Monday, February 9, 2009

Larry Neal Writers' Competition to give a Big Read - D.C. Special Recognition Award for Creative Expression in 2009

The DC Commission on the Arts and Humanities announces the availability of applications for the 26th Annual Larry Neal Writers’ Competition, which is open to District of Columbia resident amateur and professional writers of all ages. Submissions will be judged using a blind format by distinguished area literary professionals in the following genres: poetry, short story, essay, and dramatic writing. Winners will be announced at the much anticipated awards ceremony to take place at 6:00 pm, May 8, 2009 at the Elizabethan Theatre of the Folger Shakespeare Library. Cash awards and prizes will be given. The ceremony is presented in partnership with the Humanities Council of Washington, D.C., PEN Faulkner Foundation, and the Folger Shakespeare Library.

Special initiative for 2009: The Big Read-D.C. Special Recognition Award for Creative Expression. As part of DC’s 2009 Big Read celebration of author Carson McCuller’s The Heart is a Lonely Hunter, a special prize will be given in each age group to writers who compose an essay on the theme of courage.

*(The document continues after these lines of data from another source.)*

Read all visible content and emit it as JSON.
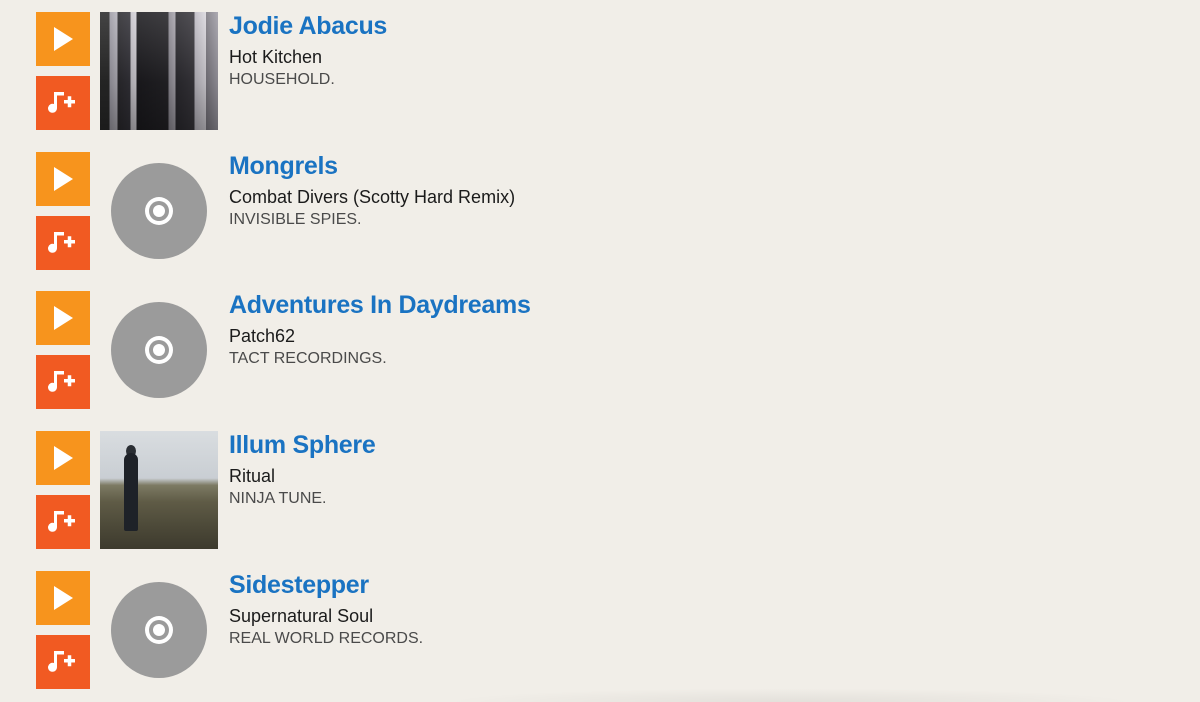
{
  "tracks": [
    {
      "artist": "Jodie Abacus",
      "title": "Hot Kitchen",
      "label": "HOUSEHOLD.",
      "artwork": "photo-portrait"
    },
    {
      "artist": "Mongrels",
      "title": "Combat Divers (Scotty Hard Remix)",
      "label": "INVISIBLE SPIES.",
      "artwork": "disc-placeholder-icon"
    },
    {
      "artist": "Adventures In Daydreams",
      "title": "Patch62",
      "label": "TACT RECORDINGS.",
      "artwork": "disc-placeholder-icon"
    },
    {
      "artist": "Illum Sphere",
      "title": "Ritual",
      "label": "NINJA TUNE.",
      "artwork": "photo-landscape-figure"
    },
    {
      "artist": "Sidestepper",
      "title": "Supernatural Soul",
      "label": "REAL WORLD RECORDS.",
      "artwork": "disc-placeholder-icon"
    }
  ],
  "icons": {
    "play": "play-icon",
    "add": "add-to-playlist-icon"
  },
  "colors": {
    "play_button": "#f7941d",
    "add_button": "#f15a22",
    "artist_link": "#1a73c2",
    "background": "#f1eee8",
    "disc": "#9b9b9b"
  }
}
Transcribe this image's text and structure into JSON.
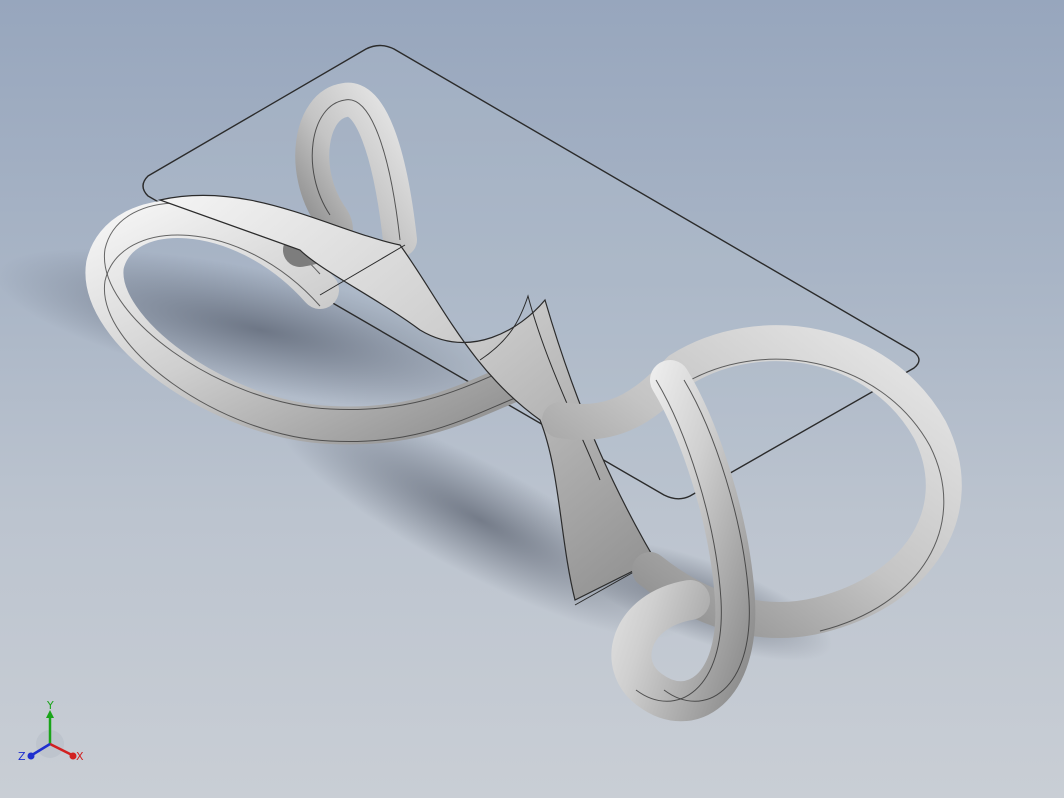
{
  "viewport": {
    "background_top": "#97a6bd",
    "background_bottom": "#c9ced5"
  },
  "model": {
    "body_color": "#cfcfcf",
    "edge_color": "#2b2b2b",
    "glass_color": "#b9c3cf"
  },
  "triad": {
    "x_label": "X",
    "y_label": "Y",
    "z_label": "Z",
    "x_color": "#d22020",
    "y_color": "#1aa41a",
    "z_color": "#1f2fcf"
  }
}
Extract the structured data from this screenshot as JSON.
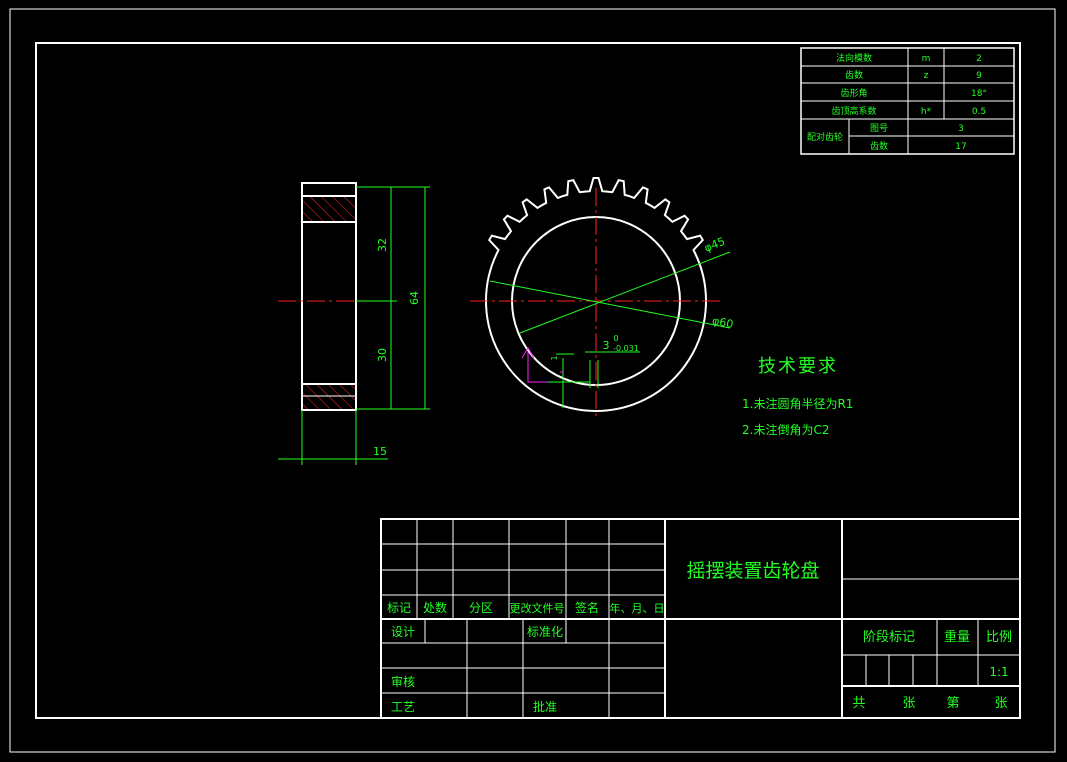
{
  "colors": {
    "background": "#000000",
    "outline": "#ffffff",
    "text": "#22ff22",
    "centerline": "#ff2222",
    "hatch": "#ff2222",
    "dimension": "#22ff22",
    "keyway": "#ff22ff"
  },
  "param_table": {
    "rows": [
      {
        "label": "法向模数",
        "symbol": "m",
        "value": "2"
      },
      {
        "label": "齿数",
        "symbol": "z",
        "value": "9"
      },
      {
        "label": "齿形角",
        "symbol": "",
        "value": "18°"
      },
      {
        "label": "齿顶高系数",
        "symbol": "h*",
        "value": "0.5"
      }
    ],
    "mating_label": "配对齿轮",
    "mating_rows": [
      {
        "label": "图号",
        "value": "3"
      },
      {
        "label": "齿数",
        "value": "17"
      }
    ]
  },
  "side_view": {
    "dim_upper": "32",
    "dim_lower": "30",
    "dim_total": "64",
    "dim_width": "15"
  },
  "front_view": {
    "dim_bore": "φ45",
    "dim_root": "φ60",
    "key_upper": "0",
    "key_nominal": "3",
    "key_lower": "-0.031",
    "key_small": "1"
  },
  "tech": {
    "title": "技术要求",
    "items": [
      "1.未注圆角半径为R1",
      "2.未注倒角为C2"
    ]
  },
  "title_block": {
    "part_name": "摇摆装置齿轮盘",
    "rev_headers": [
      "标记",
      "处数",
      "分区",
      "更改文件号",
      "签名",
      "年、月、日"
    ],
    "design": "设计",
    "standardize": "标准化",
    "review": "审核",
    "process": "工艺",
    "approve": "批准",
    "stage": "阶段标记",
    "weight": "重量",
    "scale": "比例",
    "scale_value": "1:1",
    "sheet_total": "共",
    "sheet_word": "张",
    "sheet_num": "第",
    "sheet_word2": "张"
  }
}
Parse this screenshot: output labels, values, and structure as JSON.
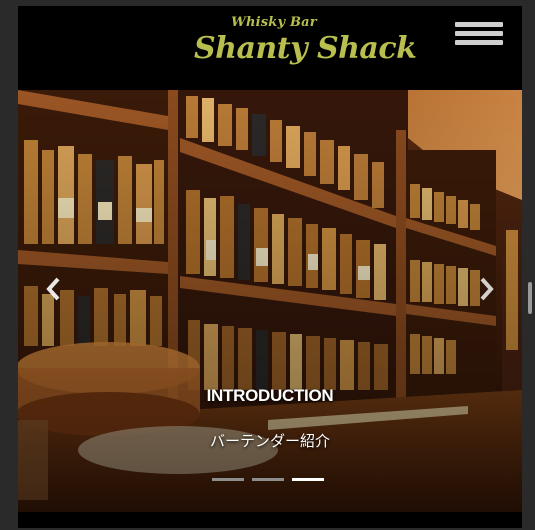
{
  "header": {
    "logo_sub": "Whisky Bar",
    "logo_main": "Shanty Shack",
    "menu_icon": "hamburger-menu-icon"
  },
  "slider": {
    "caption_title": "INTRODUCTION",
    "caption_subtitle": "バーテンダー紹介",
    "prev_icon": "chevron-left-icon",
    "next_icon": "chevron-right-icon",
    "slide_count": 3,
    "active_slide": 3
  },
  "colors": {
    "logo": "#b9bf4e",
    "header_bg": "#000000",
    "indicator_active": "#ffffff",
    "indicator_inactive": "#8d8d8d"
  }
}
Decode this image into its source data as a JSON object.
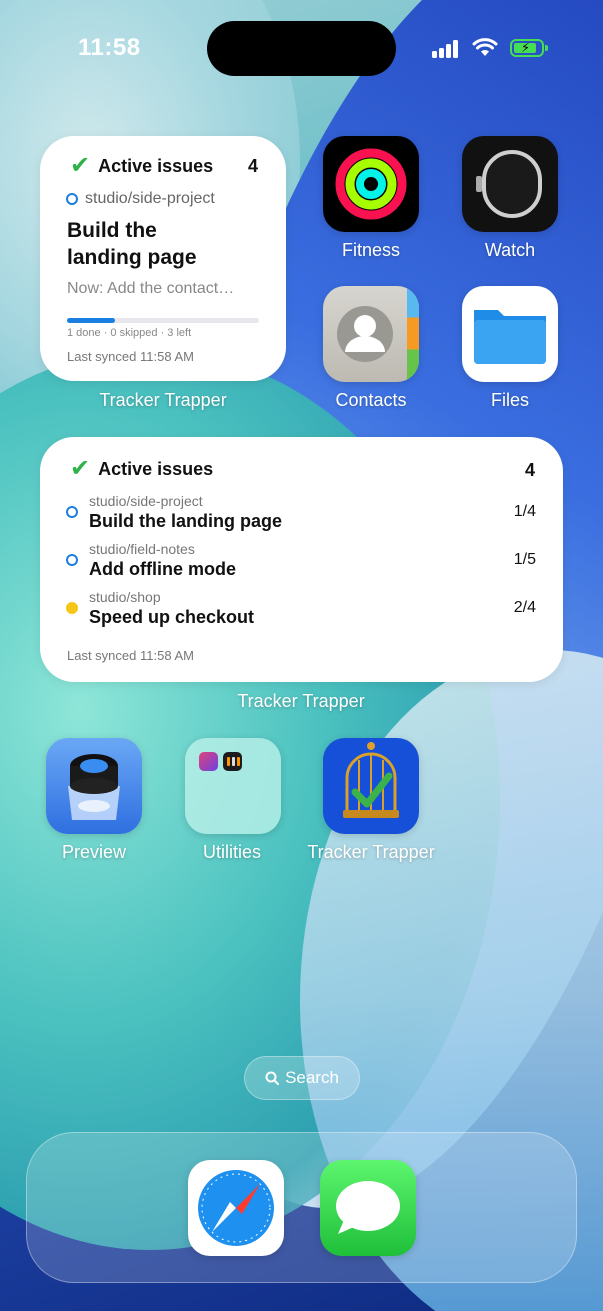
{
  "status_bar": {
    "time": "11:58"
  },
  "widget_small": {
    "title": "Active issues",
    "count": "4",
    "repo": "studio/side-project",
    "task": "Build the landing page",
    "now": "Now: Add the contact…",
    "progress": 0.25,
    "progress_text": "1 done · 0 skipped · 3 left",
    "synced": "Last synced 11:58 AM",
    "label": "Tracker Trapper"
  },
  "widget_large": {
    "title": "Active issues",
    "count": "4",
    "items": [
      {
        "repo": "studio/side-project",
        "task": "Build the landing page",
        "progress": "1/4",
        "status": "ring"
      },
      {
        "repo": "studio/field-notes",
        "task": "Add offline mode",
        "progress": "1/5",
        "status": "ring"
      },
      {
        "repo": "studio/shop",
        "task": "Speed up checkout",
        "progress": "2/4",
        "status": "dot"
      }
    ],
    "synced": "Last synced 11:58 AM",
    "label": "Tracker Trapper"
  },
  "apps": {
    "fitness": "Fitness",
    "watch": "Watch",
    "contacts": "Contacts",
    "files": "Files",
    "preview": "Preview",
    "utilities": "Utilities",
    "tracker": "Tracker Trapper"
  },
  "search": {
    "label": "Search"
  },
  "dock": {
    "apps": [
      "safari-icon",
      "messages-icon"
    ]
  },
  "colors": {
    "accent_blue": "#1a7fe0",
    "check_green": "#2fb24a",
    "status_yellow": "#f5c518"
  }
}
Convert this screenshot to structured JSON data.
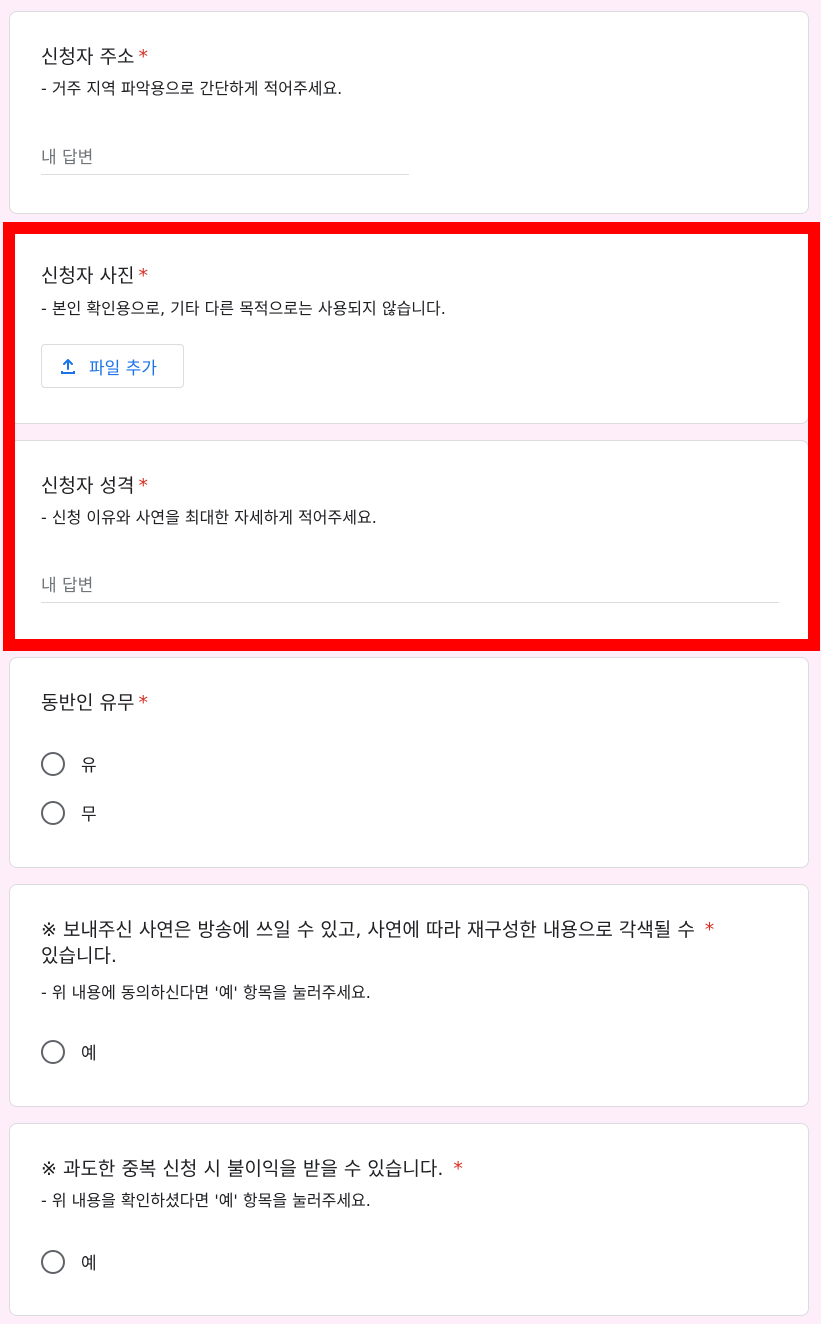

DEADLINE: Submissions must be received in the Commission’s office by 7:00 pm Thursday, March 19, 2009. For more information, program guidelines and an application form, please visit http://www.dcarts.dc.gov/ and click on “special events.”



About Larry Neal (photo): Larry Neal was a journalist, essayist, arts and culture critic, playwright, and poet during an artistic era known as the "Black Arts Movement" from the mid 1960s to the mid 1970s. Lawrence P. Neal was born in Atlanta, GA in 1937. His family moved to Philadelphia, PA where he and his four brothers grew up. He graduated from Lincoln University in 1961 and received his Masters from the University of Pennsylvania in 1963. In 1968, Neal co-edited Black Fire: An Anthology of Afro-American Writing with Amiri Baraka which captured the spirit of the Black Arts Movement. Neal also wrote an essay about "The Black Arts Movement" in the same year. He worked as executive director of the DC Commission on the Arts and Humanities from 1976 - 1979. Larry Neal died from a heart attack in 1981.